“This was a frank and refreshing glimpse into a rarefied world obsessed with size.” Read on for the verdict on last night’s TV.

Big Ballet

Big Ballet, Channel 4

“To watch people who love to dance get the chance – and to be good at it – after they’ve spent years being too embarrassed or discouraged to do so just because of their size is, I’m here to tell you, quite uplifting. There was nothing to laugh at, except perhaps yourself for allowing tears to spill over your lower lids while watching a TV programme.”
Tim Dowling, The Guardian

“Sleep and his co-mentor, the Russian-trained prima ballerina Monica Loughman, seem to be too well inculcated in ballet’s body fascism to seek real change. Their decision to stage only a single act and stated intention to work with dancers ‘despite’ their size both smack of a defeatist lack of faith in these women. Wouldn’t a truly radical big bodies ballet use dance to celebrate physical variety, rather than apologise for it.”
Ellen E Jones, The Independent

“The first instalment was sweet, heart-warming but with a necessary dose of reality. This series incorporates all the necessary tools of reality TV: tears, tiffs and triumphs over adversity. This was a frank and refreshing glimpse into a rarefied world obsessed with size.”
Patrick Smith, The Telegraph

“It might have looked a ridiculous challenge and Wayne’s professional colleagues were certainly dubious. But Sleep was obstinate: ‘Ballet is here for everybody, not just stick insects.’  We were immediately won over by 38-year-old traffic warden Sarah, a woman so vulnerable she could make you weep with sympathy even as she handed you a £60 parking penalty.”
Christopher Stevens, Daily Mail

Pound Shop Wars, BBC1

“Pound Shop Wars was not enhanced by Caroline Aherne’s jokey narration, and it had more than its fair share of isn’t-he-a-character type characters, but it was saved for me by a surprising discovery: the pound shop business is actually pretty interesting.”
Tim Dowling, The Guardian

Ja’ime: Private School Girl, BBC3

“This is the first of Chris Lilley’s shows in which he’s concentrated all his efforts on realising a single character and, as you’d expect, Ja’ime is spot-on. The only problem is sometimes she’s more accurate than she is amusing.”
Ellen E Jones, The Independent

“Lilley has captured some brutally truthful elements of the worst of teenage spitefulness, but unless the following episodes inject a little more vulnerability it’s going to be difficult to stay interested with such a one-dimensional ‘mean girl’ centre stage.”
Rebecca Smith, The Telegraph

“There was a spark missing from this opening episode; it felt far too formulaic. True, detective dramas such as Inspector Morse and its Sixties-set prequel Endeavour don’t knock themselves out to be original either, but that’s because they’ve got charm and great characterisation.

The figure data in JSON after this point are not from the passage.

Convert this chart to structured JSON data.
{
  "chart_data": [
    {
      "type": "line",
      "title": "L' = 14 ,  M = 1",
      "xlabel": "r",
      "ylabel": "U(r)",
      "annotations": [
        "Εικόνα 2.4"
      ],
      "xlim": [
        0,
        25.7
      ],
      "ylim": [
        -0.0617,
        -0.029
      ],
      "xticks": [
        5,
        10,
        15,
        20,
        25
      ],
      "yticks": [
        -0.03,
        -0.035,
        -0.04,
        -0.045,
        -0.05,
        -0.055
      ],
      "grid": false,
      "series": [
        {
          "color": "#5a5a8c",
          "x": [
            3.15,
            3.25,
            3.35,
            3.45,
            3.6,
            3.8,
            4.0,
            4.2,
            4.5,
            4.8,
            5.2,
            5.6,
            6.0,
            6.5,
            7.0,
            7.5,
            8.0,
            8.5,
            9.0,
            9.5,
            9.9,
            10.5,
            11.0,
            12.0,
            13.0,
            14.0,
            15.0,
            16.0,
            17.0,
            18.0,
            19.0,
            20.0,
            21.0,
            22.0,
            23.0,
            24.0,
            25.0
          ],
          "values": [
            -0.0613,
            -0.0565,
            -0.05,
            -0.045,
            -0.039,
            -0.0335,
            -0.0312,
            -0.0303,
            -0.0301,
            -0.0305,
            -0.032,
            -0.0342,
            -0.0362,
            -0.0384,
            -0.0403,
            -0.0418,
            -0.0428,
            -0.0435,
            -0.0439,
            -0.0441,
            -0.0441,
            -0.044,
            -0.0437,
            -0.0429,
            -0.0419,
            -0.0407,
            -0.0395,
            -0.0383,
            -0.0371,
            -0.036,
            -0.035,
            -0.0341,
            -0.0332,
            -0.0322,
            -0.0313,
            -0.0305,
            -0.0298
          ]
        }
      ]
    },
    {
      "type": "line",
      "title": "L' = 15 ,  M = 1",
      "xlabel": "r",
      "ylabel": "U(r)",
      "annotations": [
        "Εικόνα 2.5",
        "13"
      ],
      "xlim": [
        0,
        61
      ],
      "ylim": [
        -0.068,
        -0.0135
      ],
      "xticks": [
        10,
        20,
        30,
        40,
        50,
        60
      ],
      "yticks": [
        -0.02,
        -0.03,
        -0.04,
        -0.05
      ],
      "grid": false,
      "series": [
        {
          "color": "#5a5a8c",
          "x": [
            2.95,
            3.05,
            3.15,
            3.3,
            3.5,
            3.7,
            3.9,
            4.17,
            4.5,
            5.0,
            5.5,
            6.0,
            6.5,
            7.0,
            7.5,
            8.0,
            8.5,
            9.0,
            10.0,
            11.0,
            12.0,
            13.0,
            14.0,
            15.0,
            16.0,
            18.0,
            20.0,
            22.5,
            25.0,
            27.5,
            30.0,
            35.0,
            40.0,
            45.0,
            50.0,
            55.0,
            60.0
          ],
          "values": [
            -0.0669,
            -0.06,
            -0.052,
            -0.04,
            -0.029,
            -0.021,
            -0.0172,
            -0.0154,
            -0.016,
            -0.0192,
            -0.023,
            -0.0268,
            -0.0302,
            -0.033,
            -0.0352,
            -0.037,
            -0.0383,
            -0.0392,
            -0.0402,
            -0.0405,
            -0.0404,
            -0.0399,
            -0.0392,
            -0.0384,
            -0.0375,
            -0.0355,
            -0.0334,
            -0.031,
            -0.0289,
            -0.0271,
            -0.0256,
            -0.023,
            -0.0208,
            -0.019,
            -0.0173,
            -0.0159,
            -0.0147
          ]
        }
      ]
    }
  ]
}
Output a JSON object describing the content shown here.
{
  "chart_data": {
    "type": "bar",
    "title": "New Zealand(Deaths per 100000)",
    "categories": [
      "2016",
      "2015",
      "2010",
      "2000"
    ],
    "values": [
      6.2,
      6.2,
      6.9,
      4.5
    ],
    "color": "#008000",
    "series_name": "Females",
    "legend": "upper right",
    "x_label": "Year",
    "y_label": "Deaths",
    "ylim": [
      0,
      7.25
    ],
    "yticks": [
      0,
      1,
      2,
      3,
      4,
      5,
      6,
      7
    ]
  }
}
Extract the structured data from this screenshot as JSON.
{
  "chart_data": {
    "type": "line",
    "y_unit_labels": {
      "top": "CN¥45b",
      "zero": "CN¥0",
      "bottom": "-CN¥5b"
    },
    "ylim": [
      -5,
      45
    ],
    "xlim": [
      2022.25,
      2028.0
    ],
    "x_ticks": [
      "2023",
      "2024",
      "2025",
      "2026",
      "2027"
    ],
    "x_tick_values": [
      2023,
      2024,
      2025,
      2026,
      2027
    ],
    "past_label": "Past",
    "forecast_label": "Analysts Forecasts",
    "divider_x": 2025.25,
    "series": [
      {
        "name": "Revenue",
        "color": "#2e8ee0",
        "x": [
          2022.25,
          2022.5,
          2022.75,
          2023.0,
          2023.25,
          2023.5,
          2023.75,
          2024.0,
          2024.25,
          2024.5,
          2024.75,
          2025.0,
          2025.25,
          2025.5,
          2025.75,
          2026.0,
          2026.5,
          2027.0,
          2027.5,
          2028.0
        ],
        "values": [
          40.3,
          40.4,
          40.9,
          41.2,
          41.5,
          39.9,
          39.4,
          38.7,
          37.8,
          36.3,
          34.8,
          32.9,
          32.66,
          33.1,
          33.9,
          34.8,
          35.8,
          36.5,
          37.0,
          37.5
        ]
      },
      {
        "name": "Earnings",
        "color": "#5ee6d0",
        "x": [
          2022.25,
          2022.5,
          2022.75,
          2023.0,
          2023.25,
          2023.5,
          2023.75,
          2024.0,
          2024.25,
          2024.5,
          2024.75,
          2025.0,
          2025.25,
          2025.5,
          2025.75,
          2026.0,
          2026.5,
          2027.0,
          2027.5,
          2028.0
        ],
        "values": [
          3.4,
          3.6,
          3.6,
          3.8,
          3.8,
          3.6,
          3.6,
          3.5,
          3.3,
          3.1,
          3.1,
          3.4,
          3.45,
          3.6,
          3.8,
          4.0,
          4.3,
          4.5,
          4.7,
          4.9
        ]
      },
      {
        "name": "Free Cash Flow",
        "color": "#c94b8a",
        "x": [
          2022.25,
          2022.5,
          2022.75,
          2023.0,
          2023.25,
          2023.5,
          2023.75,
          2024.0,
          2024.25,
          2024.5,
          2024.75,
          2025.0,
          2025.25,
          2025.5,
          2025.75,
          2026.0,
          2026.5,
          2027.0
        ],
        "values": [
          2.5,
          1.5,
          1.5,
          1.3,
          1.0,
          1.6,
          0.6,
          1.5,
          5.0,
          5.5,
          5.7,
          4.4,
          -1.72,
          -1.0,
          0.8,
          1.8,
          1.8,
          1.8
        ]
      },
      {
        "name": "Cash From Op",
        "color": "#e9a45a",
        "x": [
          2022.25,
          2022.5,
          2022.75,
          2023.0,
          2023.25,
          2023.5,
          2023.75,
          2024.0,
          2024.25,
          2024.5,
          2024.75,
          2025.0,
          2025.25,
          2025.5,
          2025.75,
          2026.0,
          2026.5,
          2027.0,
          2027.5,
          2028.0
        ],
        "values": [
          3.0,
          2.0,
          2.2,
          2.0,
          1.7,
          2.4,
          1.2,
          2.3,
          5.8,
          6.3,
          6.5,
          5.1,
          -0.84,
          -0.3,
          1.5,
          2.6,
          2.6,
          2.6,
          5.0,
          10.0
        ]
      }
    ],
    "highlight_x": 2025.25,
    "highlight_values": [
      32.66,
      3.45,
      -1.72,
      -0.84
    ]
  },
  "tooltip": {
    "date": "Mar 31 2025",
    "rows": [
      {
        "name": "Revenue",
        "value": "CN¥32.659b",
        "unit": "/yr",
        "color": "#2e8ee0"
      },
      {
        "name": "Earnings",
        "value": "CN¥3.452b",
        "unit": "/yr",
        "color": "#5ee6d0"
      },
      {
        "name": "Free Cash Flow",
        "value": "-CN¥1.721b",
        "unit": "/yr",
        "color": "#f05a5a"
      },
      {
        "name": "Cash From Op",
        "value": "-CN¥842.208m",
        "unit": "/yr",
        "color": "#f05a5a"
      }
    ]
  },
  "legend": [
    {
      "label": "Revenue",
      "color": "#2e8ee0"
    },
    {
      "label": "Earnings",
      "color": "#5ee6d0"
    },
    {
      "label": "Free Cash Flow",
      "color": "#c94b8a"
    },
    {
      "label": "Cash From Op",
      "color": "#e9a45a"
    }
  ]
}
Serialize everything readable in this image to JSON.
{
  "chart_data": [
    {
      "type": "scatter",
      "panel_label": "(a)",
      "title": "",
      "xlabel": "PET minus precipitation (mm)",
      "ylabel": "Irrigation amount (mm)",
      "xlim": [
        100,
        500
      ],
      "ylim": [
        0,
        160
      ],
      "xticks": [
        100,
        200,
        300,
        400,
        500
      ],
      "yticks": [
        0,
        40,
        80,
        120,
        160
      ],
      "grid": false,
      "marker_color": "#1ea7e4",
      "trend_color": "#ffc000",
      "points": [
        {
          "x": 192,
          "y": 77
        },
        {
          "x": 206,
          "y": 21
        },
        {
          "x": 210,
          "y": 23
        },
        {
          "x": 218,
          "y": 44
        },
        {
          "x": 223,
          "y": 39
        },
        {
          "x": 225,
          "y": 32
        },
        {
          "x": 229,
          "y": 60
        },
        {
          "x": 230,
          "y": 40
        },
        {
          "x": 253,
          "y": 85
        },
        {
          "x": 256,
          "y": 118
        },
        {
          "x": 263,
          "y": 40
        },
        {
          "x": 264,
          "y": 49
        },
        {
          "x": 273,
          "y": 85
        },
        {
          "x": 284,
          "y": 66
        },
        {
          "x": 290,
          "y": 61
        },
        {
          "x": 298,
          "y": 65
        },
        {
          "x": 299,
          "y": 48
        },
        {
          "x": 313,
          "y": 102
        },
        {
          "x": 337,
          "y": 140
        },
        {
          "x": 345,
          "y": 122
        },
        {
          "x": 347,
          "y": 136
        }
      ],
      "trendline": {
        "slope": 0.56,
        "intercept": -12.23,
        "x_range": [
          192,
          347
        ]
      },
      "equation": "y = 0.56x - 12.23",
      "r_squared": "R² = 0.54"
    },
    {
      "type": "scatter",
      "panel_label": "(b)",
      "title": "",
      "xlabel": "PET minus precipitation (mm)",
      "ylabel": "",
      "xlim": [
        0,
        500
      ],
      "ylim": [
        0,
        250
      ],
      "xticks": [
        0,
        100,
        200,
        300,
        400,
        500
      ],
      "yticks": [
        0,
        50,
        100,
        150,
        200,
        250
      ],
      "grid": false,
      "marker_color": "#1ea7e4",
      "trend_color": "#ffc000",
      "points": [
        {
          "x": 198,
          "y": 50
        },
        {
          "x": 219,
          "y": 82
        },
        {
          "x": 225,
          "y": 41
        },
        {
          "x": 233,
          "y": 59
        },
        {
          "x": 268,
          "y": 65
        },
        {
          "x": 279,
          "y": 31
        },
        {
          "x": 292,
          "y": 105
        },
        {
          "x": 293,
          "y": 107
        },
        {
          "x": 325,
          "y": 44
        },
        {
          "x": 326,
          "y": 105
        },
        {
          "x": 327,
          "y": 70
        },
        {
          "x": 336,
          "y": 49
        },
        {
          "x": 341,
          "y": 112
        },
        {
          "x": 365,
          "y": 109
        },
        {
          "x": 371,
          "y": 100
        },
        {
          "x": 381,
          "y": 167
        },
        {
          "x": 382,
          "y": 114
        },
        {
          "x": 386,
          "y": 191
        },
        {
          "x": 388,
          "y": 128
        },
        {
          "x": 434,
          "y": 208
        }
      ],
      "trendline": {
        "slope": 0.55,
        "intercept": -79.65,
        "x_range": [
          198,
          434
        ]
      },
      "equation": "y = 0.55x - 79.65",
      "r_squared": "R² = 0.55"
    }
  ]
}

Gently doesn’t have that – and as a result, it’s as drab as the Newcastle sky in winter.”
Patrick Smith, The Telegraph

“Inspector George Gently is one of the better police dramas on TV, there’s little argument about that. Shaw is a commanding actor, and the prickly relationship between Gently and Detective Sergeant John Bacchus (Lee Ingleby) is more like surrogate father and son. They are the best pairing since Morse and Lewis.”